As most of you know I met my moms side on my brothers 17th birthday (he's 25 now). I met my mom 7 months after that. I found them compliments of the internet and the fact that my adoption papers had a lot of information that a closed adoption shouldn't have, such as my original last name. So I been knowing then for what seems like forever and for that reason I know I am blessed to have the parents who adopted me. I have said it many times my life would have been so radically different had I grown up with my real mother instead of my momma.
So from the time I met my mom 8 years ago I had been searching for my dad. It took me 6 years to manage to track him down. He had ended up with a listed phone number finally and on a spare of the minute choice after checking white pages I made the choice one day bored to try again. Apparently it was my lucky day because an address but no phone number popped up. I knew it had to be him it was the only one in Cincinnati. So I sent him a letter and because he had no idea I existed I sent him a picture of my siblings and I. Lucky for me he who my oldest brother was, he hadn't seen his son since D was 4 either. So I got a letter and a phone number and I finally got to meet him the fall of 2010. Being adopted out means I don't judge my parents by there past and both of them have one. I know more of moms then dads tho. I can't judge dad by his past because he isn't that same person. Even tho I have parents he still is very active now in my life with checking on me and being there for my son and I when we need him. Hell from not knowing me from Adam two years ago he has spent more and been there more for me then my mom has in 8 years.

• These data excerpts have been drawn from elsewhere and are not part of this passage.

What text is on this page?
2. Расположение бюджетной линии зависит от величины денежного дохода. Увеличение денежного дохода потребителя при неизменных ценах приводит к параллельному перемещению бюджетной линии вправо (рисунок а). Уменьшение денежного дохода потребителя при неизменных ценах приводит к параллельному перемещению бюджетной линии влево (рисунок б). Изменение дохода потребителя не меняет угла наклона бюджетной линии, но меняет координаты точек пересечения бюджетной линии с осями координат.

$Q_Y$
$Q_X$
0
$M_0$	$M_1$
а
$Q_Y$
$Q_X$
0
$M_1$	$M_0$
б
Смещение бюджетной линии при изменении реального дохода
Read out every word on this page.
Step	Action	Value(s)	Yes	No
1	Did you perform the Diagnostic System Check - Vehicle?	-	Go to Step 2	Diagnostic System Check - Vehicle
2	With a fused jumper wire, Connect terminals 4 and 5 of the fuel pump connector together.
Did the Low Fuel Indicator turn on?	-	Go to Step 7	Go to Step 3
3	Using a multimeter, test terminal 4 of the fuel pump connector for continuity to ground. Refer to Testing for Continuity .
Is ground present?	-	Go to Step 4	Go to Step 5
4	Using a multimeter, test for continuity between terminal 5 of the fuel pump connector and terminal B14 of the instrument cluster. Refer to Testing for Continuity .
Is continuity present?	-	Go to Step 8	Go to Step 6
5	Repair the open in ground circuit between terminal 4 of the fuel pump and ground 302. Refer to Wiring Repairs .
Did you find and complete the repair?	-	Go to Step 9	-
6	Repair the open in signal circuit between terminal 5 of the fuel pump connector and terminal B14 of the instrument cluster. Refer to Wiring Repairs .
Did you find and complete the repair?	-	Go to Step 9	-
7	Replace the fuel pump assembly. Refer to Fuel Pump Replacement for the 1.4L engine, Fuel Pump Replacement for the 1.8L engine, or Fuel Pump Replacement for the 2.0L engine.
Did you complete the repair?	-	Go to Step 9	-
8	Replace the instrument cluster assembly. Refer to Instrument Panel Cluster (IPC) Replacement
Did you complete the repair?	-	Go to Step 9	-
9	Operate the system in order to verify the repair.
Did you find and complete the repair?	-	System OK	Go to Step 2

When I met my dad he told me I had three older sisters he knew where his oldest daughter was but didn't talk to her much. The other two he hadn't seen since their momma took them to the store and never returned (literally some TV stuff but that isn't my story to tell). Anyways I tried looking a little bit for them but the information I had on them was so vague and hell they are girls could have been married or anything I guess you could say I gave up.
So when Big Bruh moved in with me I kinda sneaked visited dad on him. He didn't know dad because mom took him out of his life when he was young too. So after 21 years they finally laid eyes on each other again. It wasn't as bad as D thought....dad was as cool as I told him he would be. A few days later tho I get a add request on facebook. As soon as I seen the picture I told my boyfriend "I think this is my sister!" And it was my stepmom had got her number and talked to her and told her that her brother and sister had been in and she of course thought her only two siblings were in VA...plus there is a 13 year difference between B (the oldest) and me (the baby). It was a wrap after that because as soon as I spoke to her I found the second oldest sister (who has my two beautiful nieces who do pageants like me!) and thru Mika I found Chole who was the youngest until we popped up. I haven't really talked to Mika like I have the other two....I dunno she seems to be wrapped up in her world with not two much interest in having much to do with me but the other two text me a lot. Chole is supposed to be coming down in July to meet dad (who her mother told was dead) and hopefully on down to see me and bub too. I told her she get down here she we wouldn't let her go. She said she felt alone out there I told her she had a large family now and we ain't going now where.
It's crazy though my family is finally complete....I don't have to do any more searching and I feel so much more at peace.
This has been one of the craziest journeys ever. It won't be completely finished until I see my sisters in person but for now I am content to know I am in contact with them. I am 24 years old and I was adopted when I was 4 days. I am blessed in the since that I don't just have one family I have three...and each other imparts a little something into the woman I become. I have no regrets in finding my family some people ask me bout it all I can tell them is the not knowing is worse.